CI recognizes that change threatens biodiversity and therefore implements programs, such as tree planting, to counter deforestation. CI estimated this work decreases greenhouse gas emissions by about 1 to 2 billion metric tons annually. The Mantadia Conservation Carbon Project in Madagascar protected 450,000 rainforest hectares, which absorb 9 million metric tons of carbon dioxide emissions.

By providing educational opportunities and employment incentives, CI encourages Indigenous people living in fragile ecosystems to practice conservation. CI helped Kayapó Indians in Brazil protect more than 11 million hectares from loggers. CI also endorses ecotourism to generate income and biodiversity awareness.

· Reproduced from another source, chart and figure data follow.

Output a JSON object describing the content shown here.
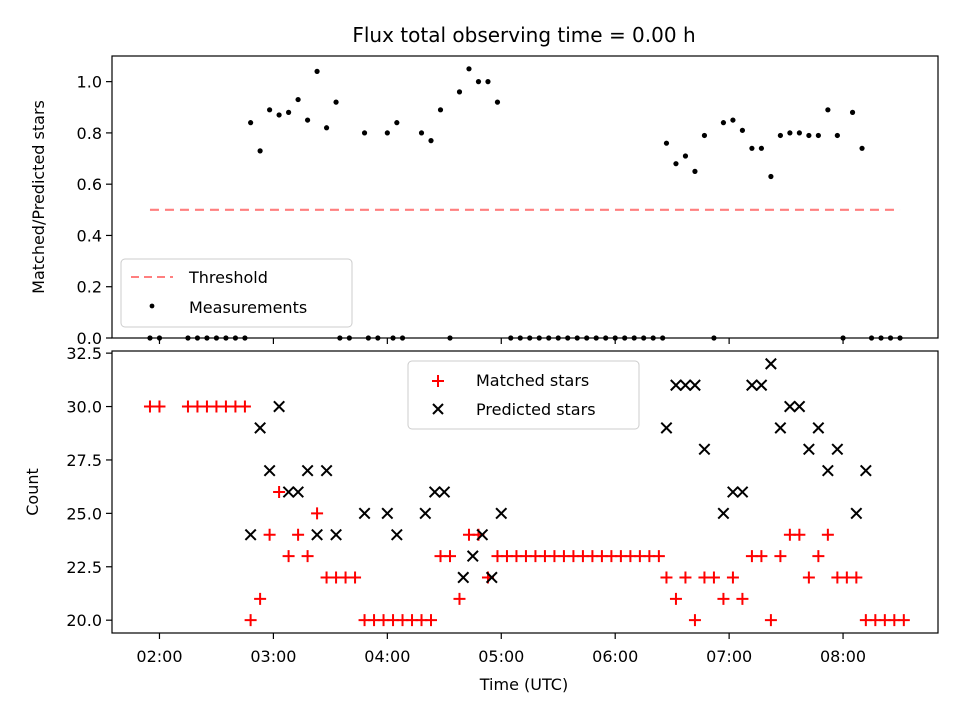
{
  "figure_title": "Flux total observing time = 0.00 h",
  "colors": {
    "threshold": "#ff7f7f",
    "measurement": "#000000",
    "matched": "#ff0000",
    "predicted": "#000000",
    "axes": "#000000",
    "legend_border": "#cccccc"
  },
  "chart_data": [
    {
      "type": "scatter",
      "title": "Flux total observing time = 0.00 h",
      "ylabel": "Matched/Predicted stars",
      "xlabel": "",
      "xlim": [
        "01:35",
        "08:50"
      ],
      "ylim": [
        0,
        1.1
      ],
      "yticks": [
        0.0,
        0.2,
        0.4,
        0.6,
        0.8,
        1.0
      ],
      "ytick_labels": [
        "0.0",
        "0.2",
        "0.4",
        "0.6",
        "0.8",
        "1.0"
      ],
      "grid": false,
      "legend_position": "lower left",
      "legend": [
        "Threshold",
        "Measurements"
      ],
      "series": [
        {
          "name": "Threshold",
          "style": "dashed-line",
          "x": [
            "01:55",
            "08:30"
          ],
          "y": [
            0.5,
            0.5
          ]
        },
        {
          "name": "Measurements",
          "style": "dot",
          "points": [
            [
              "01:55",
              0.0
            ],
            [
              "02:00",
              0.0
            ],
            [
              "02:15",
              0.0
            ],
            [
              "02:20",
              0.0
            ],
            [
              "02:25",
              0.0
            ],
            [
              "02:30",
              0.0
            ],
            [
              "02:35",
              0.0
            ],
            [
              "02:40",
              0.0
            ],
            [
              "02:45",
              0.0
            ],
            [
              "02:48",
              0.84
            ],
            [
              "02:53",
              0.73
            ],
            [
              "02:58",
              0.89
            ],
            [
              "03:03",
              0.87
            ],
            [
              "03:08",
              0.88
            ],
            [
              "03:13",
              0.93
            ],
            [
              "03:18",
              0.85
            ],
            [
              "03:23",
              1.04
            ],
            [
              "03:28",
              0.82
            ],
            [
              "03:33",
              0.92
            ],
            [
              "03:35",
              0.0
            ],
            [
              "03:40",
              0.0
            ],
            [
              "03:48",
              0.8
            ],
            [
              "03:50",
              0.0
            ],
            [
              "03:55",
              0.0
            ],
            [
              "04:00",
              0.8
            ],
            [
              "04:03",
              0.0
            ],
            [
              "04:08",
              0.0
            ],
            [
              "04:05",
              0.84
            ],
            [
              "04:18",
              0.8
            ],
            [
              "04:23",
              0.77
            ],
            [
              "04:28",
              0.89
            ],
            [
              "04:33",
              0.0
            ],
            [
              "04:38",
              0.96
            ],
            [
              "04:43",
              1.05
            ],
            [
              "04:48",
              1.0
            ],
            [
              "04:53",
              1.0
            ],
            [
              "04:58",
              0.92
            ],
            [
              "05:05",
              0.0
            ],
            [
              "05:10",
              0.0
            ],
            [
              "05:15",
              0.0
            ],
            [
              "05:20",
              0.0
            ],
            [
              "05:25",
              0.0
            ],
            [
              "05:30",
              0.0
            ],
            [
              "05:35",
              0.0
            ],
            [
              "05:40",
              0.0
            ],
            [
              "05:45",
              0.0
            ],
            [
              "05:50",
              0.0
            ],
            [
              "05:55",
              0.0
            ],
            [
              "06:00",
              0.0
            ],
            [
              "06:05",
              0.0
            ],
            [
              "06:10",
              0.0
            ],
            [
              "06:15",
              0.0
            ],
            [
              "06:20",
              0.0
            ],
            [
              "06:25",
              0.0
            ],
            [
              "06:27",
              0.76
            ],
            [
              "06:32",
              0.68
            ],
            [
              "06:37",
              0.71
            ],
            [
              "06:42",
              0.65
            ],
            [
              "06:47",
              0.79
            ],
            [
              "06:52",
              0.0
            ],
            [
              "06:57",
              0.84
            ],
            [
              "07:02",
              0.85
            ],
            [
              "07:07",
              0.81
            ],
            [
              "07:12",
              0.74
            ],
            [
              "07:17",
              0.74
            ],
            [
              "07:22",
              0.63
            ],
            [
              "07:27",
              0.79
            ],
            [
              "07:32",
              0.8
            ],
            [
              "07:37",
              0.8
            ],
            [
              "07:42",
              0.79
            ],
            [
              "07:47",
              0.79
            ],
            [
              "07:52",
              0.89
            ],
            [
              "07:57",
              0.79
            ],
            [
              "08:00",
              0.0
            ],
            [
              "08:05",
              0.88
            ],
            [
              "08:10",
              0.74
            ],
            [
              "08:15",
              0.0
            ],
            [
              "08:20",
              0.0
            ],
            [
              "08:25",
              0.0
            ],
            [
              "08:30",
              0.0
            ]
          ]
        }
      ]
    },
    {
      "type": "scatter",
      "title": "",
      "ylabel": "Count",
      "xlabel": "Time (UTC)",
      "xlim": [
        "01:35",
        "08:50"
      ],
      "ylim": [
        19.4,
        32.6
      ],
      "yticks": [
        20.0,
        22.5,
        25.0,
        27.5,
        30.0,
        32.5
      ],
      "ytick_labels": [
        "20.0",
        "22.5",
        "25.0",
        "27.5",
        "30.0",
        "32.5"
      ],
      "xticks": [
        "02:00",
        "03:00",
        "04:00",
        "05:00",
        "06:00",
        "07:00",
        "08:00"
      ],
      "grid": false,
      "legend_position": "upper center",
      "legend": [
        "Matched stars",
        "Predicted stars"
      ],
      "series": [
        {
          "name": "Matched stars",
          "marker": "plus",
          "points": [
            [
              "01:55",
              30
            ],
            [
              "02:00",
              30
            ],
            [
              "02:15",
              30
            ],
            [
              "02:20",
              30
            ],
            [
              "02:25",
              30
            ],
            [
              "02:30",
              30
            ],
            [
              "02:35",
              30
            ],
            [
              "02:40",
              30
            ],
            [
              "02:45",
              30
            ],
            [
              "02:48",
              20
            ],
            [
              "02:53",
              21
            ],
            [
              "02:58",
              24
            ],
            [
              "03:03",
              26
            ],
            [
              "03:08",
              23
            ],
            [
              "03:13",
              24
            ],
            [
              "03:18",
              23
            ],
            [
              "03:23",
              25
            ],
            [
              "03:28",
              22
            ],
            [
              "03:33",
              22
            ],
            [
              "03:38",
              22
            ],
            [
              "03:43",
              22
            ],
            [
              "03:48",
              20
            ],
            [
              "03:53",
              20
            ],
            [
              "03:58",
              20
            ],
            [
              "04:03",
              20
            ],
            [
              "04:08",
              20
            ],
            [
              "04:13",
              20
            ],
            [
              "04:18",
              20
            ],
            [
              "04:23",
              20
            ],
            [
              "04:28",
              23
            ],
            [
              "04:33",
              23
            ],
            [
              "04:38",
              21
            ],
            [
              "04:43",
              24
            ],
            [
              "04:48",
              24
            ],
            [
              "04:53",
              22
            ],
            [
              "04:58",
              23
            ],
            [
              "05:03",
              23
            ],
            [
              "05:08",
              23
            ],
            [
              "05:13",
              23
            ],
            [
              "05:18",
              23
            ],
            [
              "05:23",
              23
            ],
            [
              "05:28",
              23
            ],
            [
              "05:33",
              23
            ],
            [
              "05:38",
              23
            ],
            [
              "05:43",
              23
            ],
            [
              "05:48",
              23
            ],
            [
              "05:53",
              23
            ],
            [
              "05:58",
              23
            ],
            [
              "06:03",
              23
            ],
            [
              "06:08",
              23
            ],
            [
              "06:13",
              23
            ],
            [
              "06:18",
              23
            ],
            [
              "06:23",
              23
            ],
            [
              "06:27",
              22
            ],
            [
              "06:32",
              21
            ],
            [
              "06:37",
              22
            ],
            [
              "06:42",
              20
            ],
            [
              "06:47",
              22
            ],
            [
              "06:52",
              22
            ],
            [
              "06:57",
              21
            ],
            [
              "07:02",
              22
            ],
            [
              "07:07",
              21
            ],
            [
              "07:12",
              23
            ],
            [
              "07:17",
              23
            ],
            [
              "07:22",
              20
            ],
            [
              "07:27",
              23
            ],
            [
              "07:32",
              24
            ],
            [
              "07:37",
              24
            ],
            [
              "07:42",
              22
            ],
            [
              "07:47",
              23
            ],
            [
              "07:52",
              24
            ],
            [
              "07:57",
              22
            ],
            [
              "08:02",
              22
            ],
            [
              "08:07",
              22
            ],
            [
              "08:12",
              20
            ],
            [
              "08:17",
              20
            ],
            [
              "08:22",
              20
            ],
            [
              "08:27",
              20
            ],
            [
              "08:32",
              20
            ]
          ]
        },
        {
          "name": "Predicted stars",
          "marker": "x",
          "points": [
            [
              "02:48",
              24
            ],
            [
              "02:53",
              29
            ],
            [
              "02:58",
              27
            ],
            [
              "03:03",
              30
            ],
            [
              "03:08",
              26
            ],
            [
              "03:13",
              26
            ],
            [
              "03:18",
              27
            ],
            [
              "03:23",
              24
            ],
            [
              "03:28",
              27
            ],
            [
              "03:33",
              24
            ],
            [
              "03:48",
              25
            ],
            [
              "04:00",
              25
            ],
            [
              "04:05",
              24
            ],
            [
              "04:20",
              25
            ],
            [
              "04:25",
              26
            ],
            [
              "04:30",
              26
            ],
            [
              "04:40",
              22
            ],
            [
              "04:45",
              23
            ],
            [
              "04:50",
              24
            ],
            [
              "04:55",
              22
            ],
            [
              "05:00",
              25
            ],
            [
              "06:27",
              29
            ],
            [
              "06:32",
              31
            ],
            [
              "06:37",
              31
            ],
            [
              "06:42",
              31
            ],
            [
              "06:47",
              28
            ],
            [
              "06:57",
              25
            ],
            [
              "07:02",
              26
            ],
            [
              "07:07",
              26
            ],
            [
              "07:12",
              31
            ],
            [
              "07:17",
              31
            ],
            [
              "07:22",
              32
            ],
            [
              "07:27",
              29
            ],
            [
              "07:32",
              30
            ],
            [
              "07:37",
              30
            ],
            [
              "07:42",
              28
            ],
            [
              "07:47",
              29
            ],
            [
              "07:52",
              27
            ],
            [
              "07:57",
              28
            ],
            [
              "08:07",
              25
            ],
            [
              "08:12",
              27
            ]
          ]
        }
      ]
    }
  ]
}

CI publications include the RAP Bulletin of Biological Assessment, volumes in the CI Tropical Field Guide series, and pocket guides. Significant CI-sponsored books are Megadiversity: Earth’s Biologically Wealthiest Nations (1997), Hotspots: Earth’s Biologically Richest and Most Endangered Terrestrial Ecoregions (1999), Wilderness: Earth’s Last Wild Places (2002), Hotspots Revisited (2004), A Rapid Biological Assessment of North Lorma, Gola, and Grebo National Forests, Liberia (2008), A Rapid Marine Biological Assessment (2013), and A Geography of Hope: Saving the Last Primary Forests (2016).

Bibliography

"How to Best Halt and Reverse Deforestation? Largest Study of Its Kind Finds Answers..." Conservation International, 16 Aug. 2023, www.conservation.org/press-releases/2023/08/16/how-to-best-halt-and-reverse-deforestation-largest-study-of-its-kind-finds-answers. Accessed 23 Dec. 2024.

McCoy, Mary Kate. "'I Almost Couldn't Believe It': Amazon Expedition Stuns Researchers." Conservation International, 20 Dec. 2024, www.conservation.org/blog/i-almost-couldnt-believe-it-amazon-expedition-stuns-researchers. Accessed 23 Dec. 2024.

"2024 Impact Report." Conservation International, www.conservation.org/2024-impact-report. Accessed 23 Dec. 2024.